The city of Hamburg, the commercial emporium of Germany, was destroyed by fire, about this time.
Friday, 6.—I attended the Legion officers' drill in the morning, and visited Lyman Wight, who was sick.
Saturday, 7.—
Legion History.
The Nauvoo Legion was on parade by virtue of an order of the 25th of January, 1842, and was reviewed by Lieutenant-General Joseph Smith, who commanded through the day. One year since, the Legion consisted of six companies; today of twenty-six companies, amounting to about two thousand troops.
The consolidated staff of the Legion with their ladies, partook of a sumptuous dinner at the house of the commander-in-chief, between one and three o'clock, p. m. The weather was very fine.

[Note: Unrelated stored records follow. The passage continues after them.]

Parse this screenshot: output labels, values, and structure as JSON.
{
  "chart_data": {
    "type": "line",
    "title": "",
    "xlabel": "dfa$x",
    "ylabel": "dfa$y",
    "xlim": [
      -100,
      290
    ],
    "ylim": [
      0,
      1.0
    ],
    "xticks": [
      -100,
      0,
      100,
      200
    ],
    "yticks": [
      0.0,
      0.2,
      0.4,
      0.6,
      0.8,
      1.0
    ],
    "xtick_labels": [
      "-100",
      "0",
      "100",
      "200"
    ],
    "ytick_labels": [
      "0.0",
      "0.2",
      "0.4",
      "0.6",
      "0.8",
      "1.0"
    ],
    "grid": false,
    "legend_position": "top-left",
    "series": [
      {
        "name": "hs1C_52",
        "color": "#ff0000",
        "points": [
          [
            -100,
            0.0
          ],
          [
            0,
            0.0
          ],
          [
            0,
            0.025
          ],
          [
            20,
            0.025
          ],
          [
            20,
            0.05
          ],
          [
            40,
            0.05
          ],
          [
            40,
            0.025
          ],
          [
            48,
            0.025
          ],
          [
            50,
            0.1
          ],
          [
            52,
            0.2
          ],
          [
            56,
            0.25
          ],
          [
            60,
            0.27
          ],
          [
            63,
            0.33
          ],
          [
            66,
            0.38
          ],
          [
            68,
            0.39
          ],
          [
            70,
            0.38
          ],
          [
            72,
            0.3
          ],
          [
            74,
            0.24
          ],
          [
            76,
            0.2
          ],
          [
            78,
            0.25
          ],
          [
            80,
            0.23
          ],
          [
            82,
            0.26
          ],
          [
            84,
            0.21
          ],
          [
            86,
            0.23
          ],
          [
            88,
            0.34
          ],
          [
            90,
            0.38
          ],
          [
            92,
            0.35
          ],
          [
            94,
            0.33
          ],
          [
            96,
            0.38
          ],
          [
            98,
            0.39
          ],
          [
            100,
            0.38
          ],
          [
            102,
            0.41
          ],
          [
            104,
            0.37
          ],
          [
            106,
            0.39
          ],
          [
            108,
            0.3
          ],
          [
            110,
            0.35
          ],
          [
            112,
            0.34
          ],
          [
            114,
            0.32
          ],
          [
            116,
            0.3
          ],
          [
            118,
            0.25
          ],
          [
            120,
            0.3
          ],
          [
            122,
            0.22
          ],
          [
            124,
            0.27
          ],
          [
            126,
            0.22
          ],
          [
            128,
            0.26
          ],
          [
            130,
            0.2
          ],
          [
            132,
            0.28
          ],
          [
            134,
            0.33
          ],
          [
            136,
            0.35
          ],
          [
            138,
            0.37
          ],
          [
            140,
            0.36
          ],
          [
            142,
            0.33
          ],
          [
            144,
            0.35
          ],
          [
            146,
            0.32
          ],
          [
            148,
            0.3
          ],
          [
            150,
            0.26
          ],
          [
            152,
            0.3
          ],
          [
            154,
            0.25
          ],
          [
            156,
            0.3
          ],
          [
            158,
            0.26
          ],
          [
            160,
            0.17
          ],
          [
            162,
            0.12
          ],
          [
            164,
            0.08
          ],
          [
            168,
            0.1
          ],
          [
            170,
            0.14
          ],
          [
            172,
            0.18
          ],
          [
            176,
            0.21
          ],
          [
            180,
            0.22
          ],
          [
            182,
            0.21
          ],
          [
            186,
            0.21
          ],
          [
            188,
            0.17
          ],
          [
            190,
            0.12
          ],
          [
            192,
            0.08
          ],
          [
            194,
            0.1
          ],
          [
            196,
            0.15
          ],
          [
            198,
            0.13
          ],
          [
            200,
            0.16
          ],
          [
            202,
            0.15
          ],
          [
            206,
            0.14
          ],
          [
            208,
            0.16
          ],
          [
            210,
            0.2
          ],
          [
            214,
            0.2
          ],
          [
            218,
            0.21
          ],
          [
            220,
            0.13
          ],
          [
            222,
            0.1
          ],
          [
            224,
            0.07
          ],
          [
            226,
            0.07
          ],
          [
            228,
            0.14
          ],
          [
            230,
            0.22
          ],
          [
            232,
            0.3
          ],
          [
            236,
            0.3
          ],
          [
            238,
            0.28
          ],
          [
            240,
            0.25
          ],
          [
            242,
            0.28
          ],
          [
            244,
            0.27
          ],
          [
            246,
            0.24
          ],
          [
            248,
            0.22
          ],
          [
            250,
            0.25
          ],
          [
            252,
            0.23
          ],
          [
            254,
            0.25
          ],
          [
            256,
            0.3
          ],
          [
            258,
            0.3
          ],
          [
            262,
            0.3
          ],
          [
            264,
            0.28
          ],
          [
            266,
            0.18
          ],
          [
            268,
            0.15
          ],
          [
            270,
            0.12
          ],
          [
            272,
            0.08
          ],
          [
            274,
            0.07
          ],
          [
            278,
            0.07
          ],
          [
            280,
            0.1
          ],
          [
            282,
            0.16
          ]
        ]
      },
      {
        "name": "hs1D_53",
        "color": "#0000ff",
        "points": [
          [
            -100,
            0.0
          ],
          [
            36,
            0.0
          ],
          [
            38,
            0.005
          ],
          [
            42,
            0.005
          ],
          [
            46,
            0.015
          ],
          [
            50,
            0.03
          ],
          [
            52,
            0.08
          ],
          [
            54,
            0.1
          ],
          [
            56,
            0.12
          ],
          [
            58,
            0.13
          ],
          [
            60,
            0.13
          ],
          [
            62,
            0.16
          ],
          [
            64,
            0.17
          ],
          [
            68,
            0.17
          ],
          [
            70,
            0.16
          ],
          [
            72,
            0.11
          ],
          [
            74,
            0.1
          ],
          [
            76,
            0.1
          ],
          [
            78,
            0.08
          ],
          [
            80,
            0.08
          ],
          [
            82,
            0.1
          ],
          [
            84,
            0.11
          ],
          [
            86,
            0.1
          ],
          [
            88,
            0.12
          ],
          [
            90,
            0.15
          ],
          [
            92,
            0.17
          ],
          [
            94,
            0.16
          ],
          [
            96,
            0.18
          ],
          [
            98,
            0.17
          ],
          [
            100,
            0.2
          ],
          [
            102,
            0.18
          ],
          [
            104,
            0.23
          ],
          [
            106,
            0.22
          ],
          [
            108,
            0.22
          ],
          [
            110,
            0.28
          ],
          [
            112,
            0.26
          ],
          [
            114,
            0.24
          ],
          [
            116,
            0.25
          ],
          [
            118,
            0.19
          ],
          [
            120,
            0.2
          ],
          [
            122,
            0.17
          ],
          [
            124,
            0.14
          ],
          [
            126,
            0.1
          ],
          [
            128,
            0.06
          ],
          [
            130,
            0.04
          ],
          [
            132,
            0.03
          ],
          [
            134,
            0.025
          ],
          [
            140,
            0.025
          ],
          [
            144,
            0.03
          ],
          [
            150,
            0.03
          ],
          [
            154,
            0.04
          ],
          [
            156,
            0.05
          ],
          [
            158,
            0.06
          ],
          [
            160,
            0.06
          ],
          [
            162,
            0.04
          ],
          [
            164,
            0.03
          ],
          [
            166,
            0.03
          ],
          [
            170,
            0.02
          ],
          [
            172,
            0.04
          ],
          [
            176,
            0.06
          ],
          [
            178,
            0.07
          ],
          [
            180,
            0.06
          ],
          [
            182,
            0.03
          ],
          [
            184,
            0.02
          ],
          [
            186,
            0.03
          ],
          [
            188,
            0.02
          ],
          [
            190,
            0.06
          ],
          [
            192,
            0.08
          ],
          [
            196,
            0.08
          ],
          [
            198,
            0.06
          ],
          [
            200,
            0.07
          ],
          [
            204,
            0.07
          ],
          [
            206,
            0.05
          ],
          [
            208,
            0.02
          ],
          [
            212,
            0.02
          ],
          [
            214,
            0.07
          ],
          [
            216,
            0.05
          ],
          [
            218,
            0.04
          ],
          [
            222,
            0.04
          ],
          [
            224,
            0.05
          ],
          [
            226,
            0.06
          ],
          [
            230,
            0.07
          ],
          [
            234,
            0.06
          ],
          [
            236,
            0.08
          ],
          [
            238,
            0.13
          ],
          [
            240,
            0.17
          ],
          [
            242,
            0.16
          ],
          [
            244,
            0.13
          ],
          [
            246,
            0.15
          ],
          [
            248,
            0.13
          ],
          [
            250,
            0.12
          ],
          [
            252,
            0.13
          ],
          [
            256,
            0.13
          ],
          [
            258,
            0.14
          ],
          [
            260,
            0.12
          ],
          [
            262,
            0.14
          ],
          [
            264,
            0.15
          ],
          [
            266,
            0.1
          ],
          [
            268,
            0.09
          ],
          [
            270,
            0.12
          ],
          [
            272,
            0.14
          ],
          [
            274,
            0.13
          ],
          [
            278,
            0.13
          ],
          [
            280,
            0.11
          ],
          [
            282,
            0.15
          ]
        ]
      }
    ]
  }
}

In the afternoon the Legion was separated into cohorts, and fought an animated sham battle; the first cohort under the command of General Wilson Law, the second under General Charles C. Rich. At the close of the parade, Lieutenant-General Joseph Smith delivered a most animated and appropriate address, in which he remarked "that his soul was never better satisfied than on this occasion." Such was the curious and interesting excitement which prevailed at the time, in the surrounding country, about the Legion, that Judge Douglas adjourned the circuit court, then in session at Carthage, and came with some of the principal lawyers, to see the splendid military parade of the Legion; upon notice of which being given to General Smith, he immediately invited them to partake of the repast prepared as above.